A plague on all our houses

I was going to comment that recent events had made the light-hearted tone of my last post on this topic look rather inappropriate, but then it occurred to me that, as our Chinese readers might point out, the only aspect of the Coronavirus crisis that had really changed since I last wrote about it was that people in Europe had started dying too, so asking for my previous comments to be excused, on the grounds that I didn’t know how bad it was going to get (for us), would only compound my appalling insensitivity.

If there was any sort of cosmic justice I would now be struck down by a particularly unpleasant case of pneumonia or something, but the one part of my last post that was accurate was the observation that I, shielded as I am by several layers of privilege, am unlikely to experience any serious adversity as a result of the pandemic. I have had to cancel my spring vacation, and I’ll probably have a few days of mild discomfort when the virus catches up with me, but beyond that I’m unlikely to suffer much. There’s an outside chance that I’ll be drafted in to help treat victims of the outbreak, which would be penance of a sort, though if the health service collapsed to the extent that they needed me on the front line then we’d be only a couple of steps above a Mad Max style apocalypse, so hopefully things won’t get to that stage.
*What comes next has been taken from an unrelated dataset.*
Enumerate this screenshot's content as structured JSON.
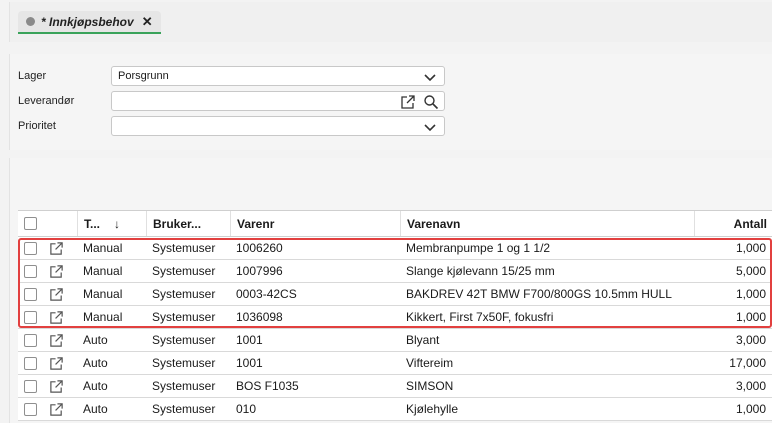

I like to think that I’m not too parochial in my outlook, but events like these remind me that I have more progress to make in that regard than it’s comfortable to admit. However this situation works out, if it encourages people to start thinking a little more globally, then perhaps we’ll be in a better state to deal with the next pandemic that comes around.

Super Tuesday 2020

As predicted, the Democratic primary race is resolving into a fight between Bernie Sanders and A. Moderate, though the identity of the centrist champion is still unclear. The withdrawal of Pete Buttigieg and Amy Klobuchar should, theoretically at least, benefit Joe Biden, after a good showing in South Carolina seemed to substantiate his claim that he can win support across a broad demographic. Michael Bloomberg is on the ballot for the first time tomorrow though, counting on the billion dollars or so that he has dropped on political advertising being enough to buy him victory. Progressives will be hoping that the result will be a split in the moderate vote, allowing Bernie to cruise to a commanding lead in the delegate count, now that Elizabeth Warren’s momentum looks to be fading.

So, an exciting day in prospect tomorrow. I don’t have a vote, obviously, but I do know a few US citizens, who are all behind Bernie, so I’ll make sure they turn out for the Democrats Abroad primary. I’m sticking to my position that a left-focused campaign is the best way to defeat Trump; we’ll soon find out if the good people of American Samoa, Vermont, and points in between agree with me.